Il s'arrêta enfin devant une porte, frappa trois coups et enclencha la poignée.

La salle était plutôt spacieuse, les fenêtres donnant sur la rue animée à cette heure de la journée, la rendant lumineuse. Le longs des murs étaient alignés trois grands tableaux blancs, sur lesquelles étaient accrochées différentes photos de femmes.
Au centre de la pièce, une table ronde était recouverte de dossier, des chaises étant disposées tout autour. Un homme d'une cinquantaine d'année était déjà installé et pianotait sur son clavier d'ordinateur, les yeux rivés sur l'écran.

Amélia grimaça. Elle détestait utiliser des ordinateurs, préférant les versions papiers, beaucoup plus pratiques à son sens. Elle avait alors le loisir de mettre en avant les éléments qui l'intéressaient, sans avoir à cliquer sans cesse sur une fichue souris.

 — Salut Bourgeaus ! Lança Vallée.

L'autre leva les yeux et haussa les sourcils lorsque son regard se posa sur l'agent du FBI. L'inspecteur Vallée se passa une main dans les cheveux, l'air passablement embarrassé.

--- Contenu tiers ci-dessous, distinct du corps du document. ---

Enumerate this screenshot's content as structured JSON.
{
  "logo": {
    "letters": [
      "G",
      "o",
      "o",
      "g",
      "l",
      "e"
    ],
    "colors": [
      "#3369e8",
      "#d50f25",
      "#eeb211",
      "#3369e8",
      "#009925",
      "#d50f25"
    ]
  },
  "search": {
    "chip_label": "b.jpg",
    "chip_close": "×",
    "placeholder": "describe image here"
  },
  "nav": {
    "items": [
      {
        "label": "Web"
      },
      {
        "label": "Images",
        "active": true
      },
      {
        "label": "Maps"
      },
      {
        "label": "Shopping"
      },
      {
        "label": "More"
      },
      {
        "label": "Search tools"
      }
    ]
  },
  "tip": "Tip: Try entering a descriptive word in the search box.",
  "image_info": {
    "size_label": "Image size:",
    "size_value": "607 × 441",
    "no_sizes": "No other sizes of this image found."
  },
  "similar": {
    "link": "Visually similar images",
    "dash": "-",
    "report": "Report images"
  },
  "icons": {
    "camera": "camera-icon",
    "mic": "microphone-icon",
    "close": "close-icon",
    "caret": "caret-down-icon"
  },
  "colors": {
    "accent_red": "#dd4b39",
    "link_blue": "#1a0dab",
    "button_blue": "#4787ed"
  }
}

—  Ouais... C'est l'agent Amélia Downey, elle forme les collègues au profilage. Elle voulait... jeter un coup d'œil à ce qu'on a sur lui.

Le policier lui jeta un regard réprobateur mais se leva tout de même, s'approchant de la jeune femme, la main tendue.

— Agent Downey, c'est un honneur de vous rencontrer. Je suis le lieutenant Bourgeaus.

Amélia ne répondit pas, se contentant d'adresser un signe de tête à l'intéressé.
Bourgeaus jeta un coup d'œil à Vallée, puis s'adressa de nouveau à elle.

— Bien, j'espère que vous n'avez pas encore déjeuné. Parce que c'est assez...

L'homme ne termina pas sa phrase.
Il n'avait visiblement pas l'habitude de ce genre d'affaires. Rouen était une ville plutôt calme, les homicides résultaient plutôt des règlements de comptes ou de drames familiaux. Et si il arrivait aux policiers d'avoir affaire à des meurtres, ces derniers ne résultaient généralement pas d'une série.

Amélia ne prêta pas plus attention aux policiers français et se dirigea vers les photographies affichées sur les tableaux.
Vallée était bien en dessous de la vérité en disant que l'Écorcheur était son pire cauchemar.